L Brands, Inc. (LB - Free Report) continues to grapple with soft performance of Victoria’s Secret brand. After falling 4% in the month of July, Victoria’s Secret comparable sales (comps) declined 5% in the month of August. Management held weakness in the Pink brand behind the dismal comps run. The metric remained roughly flat for Lingerie. Moreover, merchandise margin rate fell significantly in the month under review, primarily owing to higher promotional activity.
However, comps at Bath & Body Works surged 15% in the month of August, following an increase of 10% in the preceding month. Merchandise margin rate increased owing to less promotional activity, partly offset by channel shift and transportation costs.

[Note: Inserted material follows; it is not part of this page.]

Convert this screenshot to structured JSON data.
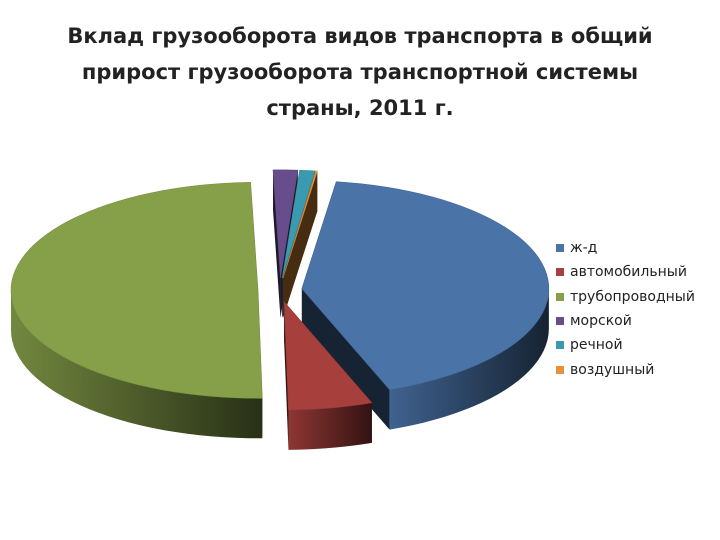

Consequently, L Brands reported 1% jump in comps for the four-week period ended Sep 1, 2018. Comps for the month under review fared better than the prior-year period, when the metric declined 4% and also showcased an improvement from the month of July, when comps remained flat. Moreover, net sales rose 1.7% to $856.3 million during the month under review.
L Brands has been reeling under consumers’ changing preferences that continue to impact its Victoria’s Secret lingerie brand. Further, weakness in the Pink brand has added to its woes. The reflection of the same was quite visible in the company’s recent second-quarter fiscal 2018 results.
We note that comparable store sales for the Pink brand declined in the mid-single digit range during the second quarter due to weakness in both lingerie and loungewear. The total PINK merchandise margin rate also declined considerably. Further, management highlighted that Victoria’s Secret’s results came below expectations, with comparable sales falling 1% and lower merchandise margin rate. Apart from these, the company has been grappling with shrinking gross margin from quite some time now.
These compelled management to trim fiscal 2018 view for the second time. (Read: L Brands Trims View Despite Q2 Earnings Beat, Stock Down)
Consequently, shares of this Zacks Rank #4 (Sell) stock plunged 33% against the industry’s growth of 10% in the past six months.